I've tried mem_fences which don't appear to have any effect (I've tried CLK_GLOBAL_MEM_FENCE, CLK_LOCAL_MEM_FENCE, CLK_CHANNEL_MEM_FENCE and combinations of those). What does seem to work is adding an unnecessary channel in my outer loop. This modification looks like the following: __local lmem[M][2]; // ping pong buffer for (uint outer = 0; outer < N; ++outer) { write_channel_intel(fake_channel, outer); // NEW mem_fence(CLK_CHANNEL_MEM_FENCE); // NEW const uint fake_outer = read_channel_intel(fake_channel); // NEW __private wr_bank_sel = fake_outer & 0x1; __private rd_bank_sel = !(fake_outer & 0x1); for (uint inner =0; inner < M; ++inner) { lmem[inner][wr_bank_sel] = lmem[inner][rd_bank_sel] * 10.0f/(inner + fake_outer); // NEW (replaced outer with fake_outer) } } In the report.html I now see it say that there is a serial execution dependency. "Iteration executed serially across BlockN. Only a single loop iteration will execute inside this region due to memory dependency". I think this is exactly what I want -- my outer loop to execute serially. I've built and run this modified code and it seems to work. I've also found you can play with atomics to get the same message in report.html (have not yet built and tried it in hardware though). is there a better way?

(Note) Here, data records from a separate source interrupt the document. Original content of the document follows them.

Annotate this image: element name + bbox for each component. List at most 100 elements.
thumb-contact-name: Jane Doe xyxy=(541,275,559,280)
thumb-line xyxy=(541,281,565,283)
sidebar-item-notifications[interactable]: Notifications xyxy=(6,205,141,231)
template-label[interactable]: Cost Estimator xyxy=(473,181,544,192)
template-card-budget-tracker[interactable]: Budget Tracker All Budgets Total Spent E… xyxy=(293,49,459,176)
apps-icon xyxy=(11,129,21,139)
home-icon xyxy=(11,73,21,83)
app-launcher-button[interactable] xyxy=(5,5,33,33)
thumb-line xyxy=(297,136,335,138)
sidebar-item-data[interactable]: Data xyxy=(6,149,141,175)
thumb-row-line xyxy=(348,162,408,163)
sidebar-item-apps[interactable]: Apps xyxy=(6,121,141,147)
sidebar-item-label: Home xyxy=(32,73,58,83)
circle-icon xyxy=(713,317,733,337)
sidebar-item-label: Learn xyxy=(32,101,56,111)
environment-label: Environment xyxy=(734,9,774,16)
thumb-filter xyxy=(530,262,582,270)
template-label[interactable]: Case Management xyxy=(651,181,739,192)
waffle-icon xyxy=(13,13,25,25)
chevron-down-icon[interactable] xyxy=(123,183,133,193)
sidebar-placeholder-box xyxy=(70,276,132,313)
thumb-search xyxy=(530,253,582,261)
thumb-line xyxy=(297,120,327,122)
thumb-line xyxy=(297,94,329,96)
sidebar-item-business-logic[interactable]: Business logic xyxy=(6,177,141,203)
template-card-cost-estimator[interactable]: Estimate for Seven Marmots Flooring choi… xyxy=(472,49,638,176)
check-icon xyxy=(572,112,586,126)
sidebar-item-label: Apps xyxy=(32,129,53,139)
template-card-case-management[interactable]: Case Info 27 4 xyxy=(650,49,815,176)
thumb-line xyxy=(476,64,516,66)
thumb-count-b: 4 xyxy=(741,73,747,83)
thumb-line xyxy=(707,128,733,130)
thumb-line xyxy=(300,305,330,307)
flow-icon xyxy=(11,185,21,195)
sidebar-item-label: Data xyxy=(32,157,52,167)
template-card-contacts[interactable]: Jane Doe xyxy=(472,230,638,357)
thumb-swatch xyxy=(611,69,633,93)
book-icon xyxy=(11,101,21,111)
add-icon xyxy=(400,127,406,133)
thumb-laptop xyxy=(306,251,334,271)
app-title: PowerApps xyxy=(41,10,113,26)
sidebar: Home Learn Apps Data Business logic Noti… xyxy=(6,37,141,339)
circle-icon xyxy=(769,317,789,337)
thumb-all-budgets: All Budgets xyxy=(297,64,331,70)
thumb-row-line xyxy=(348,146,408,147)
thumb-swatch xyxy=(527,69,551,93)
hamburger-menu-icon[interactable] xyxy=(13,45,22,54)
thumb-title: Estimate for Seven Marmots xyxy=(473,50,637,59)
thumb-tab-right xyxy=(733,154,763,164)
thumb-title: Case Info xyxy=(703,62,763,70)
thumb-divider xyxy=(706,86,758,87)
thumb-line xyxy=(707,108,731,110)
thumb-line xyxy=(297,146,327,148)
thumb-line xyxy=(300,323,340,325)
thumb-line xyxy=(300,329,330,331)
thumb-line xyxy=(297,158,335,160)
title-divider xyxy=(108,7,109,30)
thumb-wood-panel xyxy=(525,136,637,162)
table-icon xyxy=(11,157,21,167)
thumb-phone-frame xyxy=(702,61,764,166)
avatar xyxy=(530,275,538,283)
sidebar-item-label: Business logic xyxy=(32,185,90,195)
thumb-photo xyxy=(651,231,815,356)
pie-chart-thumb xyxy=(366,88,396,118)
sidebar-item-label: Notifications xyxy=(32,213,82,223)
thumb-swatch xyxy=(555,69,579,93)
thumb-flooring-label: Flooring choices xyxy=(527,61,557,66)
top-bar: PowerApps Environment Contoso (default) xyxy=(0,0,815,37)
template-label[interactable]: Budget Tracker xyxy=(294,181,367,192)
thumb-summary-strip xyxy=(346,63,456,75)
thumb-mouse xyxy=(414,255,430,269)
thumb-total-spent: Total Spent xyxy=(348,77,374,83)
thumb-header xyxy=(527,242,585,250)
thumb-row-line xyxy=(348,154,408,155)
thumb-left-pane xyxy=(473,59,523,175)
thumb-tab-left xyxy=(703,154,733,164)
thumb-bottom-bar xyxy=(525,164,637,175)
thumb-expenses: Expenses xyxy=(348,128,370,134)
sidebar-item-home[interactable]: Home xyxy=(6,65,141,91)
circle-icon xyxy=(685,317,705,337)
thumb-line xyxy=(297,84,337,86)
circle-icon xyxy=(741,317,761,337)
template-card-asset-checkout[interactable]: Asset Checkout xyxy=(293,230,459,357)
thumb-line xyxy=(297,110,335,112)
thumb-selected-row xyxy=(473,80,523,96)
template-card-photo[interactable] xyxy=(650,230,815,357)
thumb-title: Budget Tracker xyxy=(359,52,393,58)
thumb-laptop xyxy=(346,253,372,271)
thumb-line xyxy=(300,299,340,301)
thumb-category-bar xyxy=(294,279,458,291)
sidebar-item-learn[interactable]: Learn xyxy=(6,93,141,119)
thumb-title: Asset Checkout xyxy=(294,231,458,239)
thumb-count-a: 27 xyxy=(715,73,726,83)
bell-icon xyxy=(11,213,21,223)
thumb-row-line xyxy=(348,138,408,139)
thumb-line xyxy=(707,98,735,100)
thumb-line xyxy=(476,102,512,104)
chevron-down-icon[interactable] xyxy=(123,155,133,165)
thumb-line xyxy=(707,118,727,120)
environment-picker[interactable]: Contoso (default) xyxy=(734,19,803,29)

I'm having a hard time believing Intel/Altera would not have considered this use case. I also imagine I'm incurring some performance penalty with these workarounds. Thanks in advance for your help. If nobody replies I hope I've at least provided some workaround strategies for anyone in the future who stumbles upon this problem. This is with the 17.0 version of the compiler.